Visceral and somatic hypersensitivity in a subset of rats following TNBS-induced colitis

Abstract

Background: Chronic abdominal pain is one of the most common gastrointestinal symptoms experienced by patients. Visceral hypersensitivity has been shown to be a biological marker in many patients with chronic visceral pain. We have previously shown that IBS patients with visceral hypersensitivity also have evidence of thermal hyperalgesia of the hand/foot.

Objective: The objective of the current study was to develop an animal model of chronic visceral and somatic hypersensitivity in rats treated with intracolonic trinitrobenzene sulfonic acid.

Design: Male Sprague-Dawley rats (200-250g) were treated with either 20mg/rat trinitrobenzene sulfonic acid (TNBS, Sigma Chemical Co.) in 50% ethanol (n=75), an equivalent volume of 50% ethanol (n=20) or an equivalent volume of saline (n=20). The agents were delivered with a 24-gauge catheter inserted into the lumen of the colon. Mechanical and thermal behavioral tests were performed using an automated von Frey and Hargreaves device to evaluate somatic hyperalgesia. Colonic distension was performed using an automated distension device to evaluate visceral pain thresholds. All animals were tested 16weeks after TNBS treatment following complete resolution of the colitis.
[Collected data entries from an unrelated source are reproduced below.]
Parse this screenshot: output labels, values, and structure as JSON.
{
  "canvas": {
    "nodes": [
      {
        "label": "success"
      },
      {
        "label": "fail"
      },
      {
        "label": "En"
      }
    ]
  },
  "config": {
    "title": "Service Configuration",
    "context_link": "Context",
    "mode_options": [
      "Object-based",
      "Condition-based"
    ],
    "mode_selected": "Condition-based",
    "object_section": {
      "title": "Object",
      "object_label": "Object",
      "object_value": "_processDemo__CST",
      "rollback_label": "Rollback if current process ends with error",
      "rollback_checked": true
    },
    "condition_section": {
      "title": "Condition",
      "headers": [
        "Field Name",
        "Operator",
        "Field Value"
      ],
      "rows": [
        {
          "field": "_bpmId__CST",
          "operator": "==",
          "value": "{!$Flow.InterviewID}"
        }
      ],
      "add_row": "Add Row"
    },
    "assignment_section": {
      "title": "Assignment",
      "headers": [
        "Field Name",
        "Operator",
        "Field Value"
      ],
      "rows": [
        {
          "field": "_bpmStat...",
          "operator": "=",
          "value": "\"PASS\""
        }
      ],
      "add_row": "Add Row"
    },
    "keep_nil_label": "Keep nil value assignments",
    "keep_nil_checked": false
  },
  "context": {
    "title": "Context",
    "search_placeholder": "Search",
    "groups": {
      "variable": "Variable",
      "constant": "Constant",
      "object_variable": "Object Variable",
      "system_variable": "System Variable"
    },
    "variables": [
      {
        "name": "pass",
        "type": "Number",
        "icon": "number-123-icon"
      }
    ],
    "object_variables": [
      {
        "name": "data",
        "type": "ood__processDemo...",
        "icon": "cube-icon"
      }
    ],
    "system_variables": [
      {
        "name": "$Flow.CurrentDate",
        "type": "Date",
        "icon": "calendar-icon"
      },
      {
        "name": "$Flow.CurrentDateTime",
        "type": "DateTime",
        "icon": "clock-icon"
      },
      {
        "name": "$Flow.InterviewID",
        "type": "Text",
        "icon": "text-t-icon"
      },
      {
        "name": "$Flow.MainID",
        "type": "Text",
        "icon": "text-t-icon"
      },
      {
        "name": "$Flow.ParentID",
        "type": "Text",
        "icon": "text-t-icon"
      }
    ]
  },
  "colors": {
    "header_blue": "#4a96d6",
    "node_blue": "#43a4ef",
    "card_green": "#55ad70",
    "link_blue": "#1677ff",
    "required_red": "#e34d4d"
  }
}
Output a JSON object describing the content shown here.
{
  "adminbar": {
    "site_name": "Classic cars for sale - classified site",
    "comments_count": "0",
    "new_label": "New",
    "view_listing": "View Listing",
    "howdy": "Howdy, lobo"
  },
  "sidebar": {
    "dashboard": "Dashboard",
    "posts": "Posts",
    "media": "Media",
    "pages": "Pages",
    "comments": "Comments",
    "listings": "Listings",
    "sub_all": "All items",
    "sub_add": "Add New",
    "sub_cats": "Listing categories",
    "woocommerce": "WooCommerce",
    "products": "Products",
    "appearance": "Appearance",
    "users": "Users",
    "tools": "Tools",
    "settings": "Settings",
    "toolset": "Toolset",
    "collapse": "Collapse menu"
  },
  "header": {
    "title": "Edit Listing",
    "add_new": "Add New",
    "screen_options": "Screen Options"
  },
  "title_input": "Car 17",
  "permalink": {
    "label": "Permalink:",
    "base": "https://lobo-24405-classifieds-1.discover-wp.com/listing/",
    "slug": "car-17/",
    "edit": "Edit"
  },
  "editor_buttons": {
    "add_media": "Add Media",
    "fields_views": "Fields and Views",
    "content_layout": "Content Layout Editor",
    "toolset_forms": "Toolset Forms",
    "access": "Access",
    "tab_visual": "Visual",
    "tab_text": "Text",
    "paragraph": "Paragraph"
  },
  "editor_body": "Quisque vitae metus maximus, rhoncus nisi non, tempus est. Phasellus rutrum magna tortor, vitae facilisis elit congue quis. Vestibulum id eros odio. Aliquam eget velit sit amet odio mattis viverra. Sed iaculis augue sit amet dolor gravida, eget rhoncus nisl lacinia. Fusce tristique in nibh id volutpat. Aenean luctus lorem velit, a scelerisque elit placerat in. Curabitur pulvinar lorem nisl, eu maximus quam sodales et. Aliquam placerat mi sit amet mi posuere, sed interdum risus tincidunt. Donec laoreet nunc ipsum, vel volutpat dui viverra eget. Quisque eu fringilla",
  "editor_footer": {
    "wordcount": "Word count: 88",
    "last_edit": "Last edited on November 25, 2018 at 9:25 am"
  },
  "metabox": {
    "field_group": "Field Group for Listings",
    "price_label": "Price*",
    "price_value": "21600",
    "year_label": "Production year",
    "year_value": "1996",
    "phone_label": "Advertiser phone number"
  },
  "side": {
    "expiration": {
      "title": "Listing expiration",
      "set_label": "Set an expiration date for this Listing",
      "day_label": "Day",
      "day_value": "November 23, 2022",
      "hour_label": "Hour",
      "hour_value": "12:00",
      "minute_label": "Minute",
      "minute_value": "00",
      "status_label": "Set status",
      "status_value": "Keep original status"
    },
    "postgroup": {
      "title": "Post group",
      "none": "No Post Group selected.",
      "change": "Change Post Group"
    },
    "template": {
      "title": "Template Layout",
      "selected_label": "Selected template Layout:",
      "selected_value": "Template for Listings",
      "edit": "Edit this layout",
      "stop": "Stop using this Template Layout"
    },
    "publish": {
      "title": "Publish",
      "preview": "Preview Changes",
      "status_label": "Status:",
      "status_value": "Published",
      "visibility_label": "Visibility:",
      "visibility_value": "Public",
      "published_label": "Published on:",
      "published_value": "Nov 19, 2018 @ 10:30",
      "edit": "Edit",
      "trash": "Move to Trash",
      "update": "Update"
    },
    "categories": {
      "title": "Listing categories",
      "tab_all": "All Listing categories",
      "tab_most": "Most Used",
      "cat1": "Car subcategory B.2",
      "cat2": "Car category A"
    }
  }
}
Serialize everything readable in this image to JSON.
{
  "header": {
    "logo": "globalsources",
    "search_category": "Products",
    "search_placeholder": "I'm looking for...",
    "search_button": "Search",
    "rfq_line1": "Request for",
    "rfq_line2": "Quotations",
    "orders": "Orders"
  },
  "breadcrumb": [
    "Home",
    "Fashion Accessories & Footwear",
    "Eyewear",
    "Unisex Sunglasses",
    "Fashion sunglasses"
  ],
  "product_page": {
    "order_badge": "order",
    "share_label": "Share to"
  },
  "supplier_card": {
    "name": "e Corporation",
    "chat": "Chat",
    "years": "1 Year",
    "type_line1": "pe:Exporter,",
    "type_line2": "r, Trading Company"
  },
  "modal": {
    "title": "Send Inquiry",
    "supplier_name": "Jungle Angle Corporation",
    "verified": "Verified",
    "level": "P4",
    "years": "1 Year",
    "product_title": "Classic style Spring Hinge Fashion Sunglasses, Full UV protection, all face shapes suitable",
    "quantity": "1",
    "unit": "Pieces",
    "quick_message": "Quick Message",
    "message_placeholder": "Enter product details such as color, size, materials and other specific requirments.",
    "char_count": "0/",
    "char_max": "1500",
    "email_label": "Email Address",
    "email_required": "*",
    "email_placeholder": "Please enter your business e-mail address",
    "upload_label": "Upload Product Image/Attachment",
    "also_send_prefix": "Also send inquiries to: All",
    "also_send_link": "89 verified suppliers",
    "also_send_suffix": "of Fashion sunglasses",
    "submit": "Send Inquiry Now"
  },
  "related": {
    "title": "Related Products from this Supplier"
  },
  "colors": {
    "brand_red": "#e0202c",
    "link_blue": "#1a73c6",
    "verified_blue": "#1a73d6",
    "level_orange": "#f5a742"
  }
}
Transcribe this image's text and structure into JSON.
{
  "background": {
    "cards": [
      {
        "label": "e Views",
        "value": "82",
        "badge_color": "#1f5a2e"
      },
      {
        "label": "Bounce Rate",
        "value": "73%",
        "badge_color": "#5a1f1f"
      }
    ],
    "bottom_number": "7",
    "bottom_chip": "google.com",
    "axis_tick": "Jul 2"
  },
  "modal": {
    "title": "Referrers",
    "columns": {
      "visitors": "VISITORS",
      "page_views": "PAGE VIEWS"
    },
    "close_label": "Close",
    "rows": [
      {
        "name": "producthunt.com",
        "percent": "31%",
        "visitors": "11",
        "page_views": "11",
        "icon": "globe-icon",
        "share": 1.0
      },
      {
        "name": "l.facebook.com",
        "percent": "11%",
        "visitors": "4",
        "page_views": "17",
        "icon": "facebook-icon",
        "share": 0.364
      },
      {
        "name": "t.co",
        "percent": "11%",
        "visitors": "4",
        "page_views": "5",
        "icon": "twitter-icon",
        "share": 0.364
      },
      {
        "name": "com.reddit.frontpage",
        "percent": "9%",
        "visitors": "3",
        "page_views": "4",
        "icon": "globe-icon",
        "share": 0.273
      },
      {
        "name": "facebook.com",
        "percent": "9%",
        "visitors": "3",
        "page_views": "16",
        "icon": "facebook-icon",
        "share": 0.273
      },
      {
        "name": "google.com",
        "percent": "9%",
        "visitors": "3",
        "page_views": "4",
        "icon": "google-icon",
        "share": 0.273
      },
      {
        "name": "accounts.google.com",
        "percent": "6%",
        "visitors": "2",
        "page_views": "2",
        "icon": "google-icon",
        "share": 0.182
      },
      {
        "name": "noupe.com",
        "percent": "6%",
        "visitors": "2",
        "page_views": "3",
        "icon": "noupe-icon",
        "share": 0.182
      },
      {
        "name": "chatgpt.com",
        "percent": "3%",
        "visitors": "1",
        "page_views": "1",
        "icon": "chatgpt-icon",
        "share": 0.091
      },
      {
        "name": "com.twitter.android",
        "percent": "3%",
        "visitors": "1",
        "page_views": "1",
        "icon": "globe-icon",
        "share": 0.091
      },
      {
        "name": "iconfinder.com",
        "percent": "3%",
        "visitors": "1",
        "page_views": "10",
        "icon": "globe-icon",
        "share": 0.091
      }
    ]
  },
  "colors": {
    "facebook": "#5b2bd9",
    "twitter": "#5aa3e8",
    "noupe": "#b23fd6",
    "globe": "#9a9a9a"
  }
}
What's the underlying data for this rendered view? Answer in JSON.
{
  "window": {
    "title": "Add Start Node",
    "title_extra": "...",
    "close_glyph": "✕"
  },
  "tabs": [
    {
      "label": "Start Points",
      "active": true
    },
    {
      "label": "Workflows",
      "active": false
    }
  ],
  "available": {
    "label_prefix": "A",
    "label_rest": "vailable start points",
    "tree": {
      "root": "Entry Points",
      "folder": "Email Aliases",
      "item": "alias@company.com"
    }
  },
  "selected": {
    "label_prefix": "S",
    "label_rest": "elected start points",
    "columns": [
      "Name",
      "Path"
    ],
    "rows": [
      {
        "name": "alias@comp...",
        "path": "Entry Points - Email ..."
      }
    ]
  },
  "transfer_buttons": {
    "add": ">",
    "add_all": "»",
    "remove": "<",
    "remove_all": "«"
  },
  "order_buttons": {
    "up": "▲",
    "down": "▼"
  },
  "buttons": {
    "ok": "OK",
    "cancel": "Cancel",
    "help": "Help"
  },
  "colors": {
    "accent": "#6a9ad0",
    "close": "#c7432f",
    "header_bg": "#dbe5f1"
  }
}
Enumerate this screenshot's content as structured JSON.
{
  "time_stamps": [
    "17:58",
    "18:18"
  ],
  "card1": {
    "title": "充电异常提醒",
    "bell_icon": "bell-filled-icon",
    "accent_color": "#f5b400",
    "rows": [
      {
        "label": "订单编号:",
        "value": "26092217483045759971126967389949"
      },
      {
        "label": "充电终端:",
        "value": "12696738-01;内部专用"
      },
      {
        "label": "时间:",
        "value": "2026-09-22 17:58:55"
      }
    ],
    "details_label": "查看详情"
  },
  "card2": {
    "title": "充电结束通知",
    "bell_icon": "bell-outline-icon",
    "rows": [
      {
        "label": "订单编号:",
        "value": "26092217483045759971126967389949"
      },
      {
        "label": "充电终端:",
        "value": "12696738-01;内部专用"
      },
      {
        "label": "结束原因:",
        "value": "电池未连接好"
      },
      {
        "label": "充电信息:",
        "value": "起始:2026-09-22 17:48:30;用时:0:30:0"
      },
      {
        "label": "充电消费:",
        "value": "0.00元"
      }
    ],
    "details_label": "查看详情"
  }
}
Results: At 16weeks, 24% of the treated rats (18/75 rats) still exhibited evidence of visceral as well as somatic hypersensitivity compared to saline- and ethanol-treated rats.

Conclusion: Transient colonic inflammation leads to chronic visceral and somatic hypersensitivity in a subset of rats. These findings are similar to the subset of patients who develop chronic gastrointestinal symptoms following enteric infection.

Fig. 1

Colonic distension pressures that elicited the nociceptive threshold for each rat. The black squares represent saline controls and the black circles represent the ethanol-treated animals. The TNBS treated animals that recovered without any hypersensitivity are shown as black triangles and the hypersensitive rats are shown as red triangles. All values are means ± standard deviation (see Table 1). The dotted line on the y-axis = 25 mmHg.

Fig. 2

Mechanical stimulation threshold (g) that elicited hind-paw withdrawal. The black squares represent saline controls and the black circles represent the ethanol-treated animals. The TNBS-treated animals that recovered without any hypersensitivity are shown as black triangles and the hypersensitive rats are shown as red triangles. All values are means ± standard deviation (see Table 1). The dotted line on the y-axis = 18 g.

Fig. 3

Thermal stimulation threshold latency (s) that elicited hind-paw withdrawal. The black squares represent saline controls and the black circles represent the ethanol-treated animals. The TNBS-treated animals that recovered without any hypersensitivity are shown as black triangles and the hypersensitive rats are shown as red triangles. All values are means ± standard deviation (see Table 1). The dotted line on the y-axis = 8 s.

Fig. 4

Tail flick reflect threshold latency (s) that elicited tail withdrawal. The black squares represent saline controls and the black circles represent the ethanol-treated animals. The TNBS-treated animals that recovered without any hypersensitivity are shown as black triangles and the hypersensitive rats are shown as red triangles. All values are means ± standard deviation (see Table 1). The dotted line on the y-axis = 3.5 s.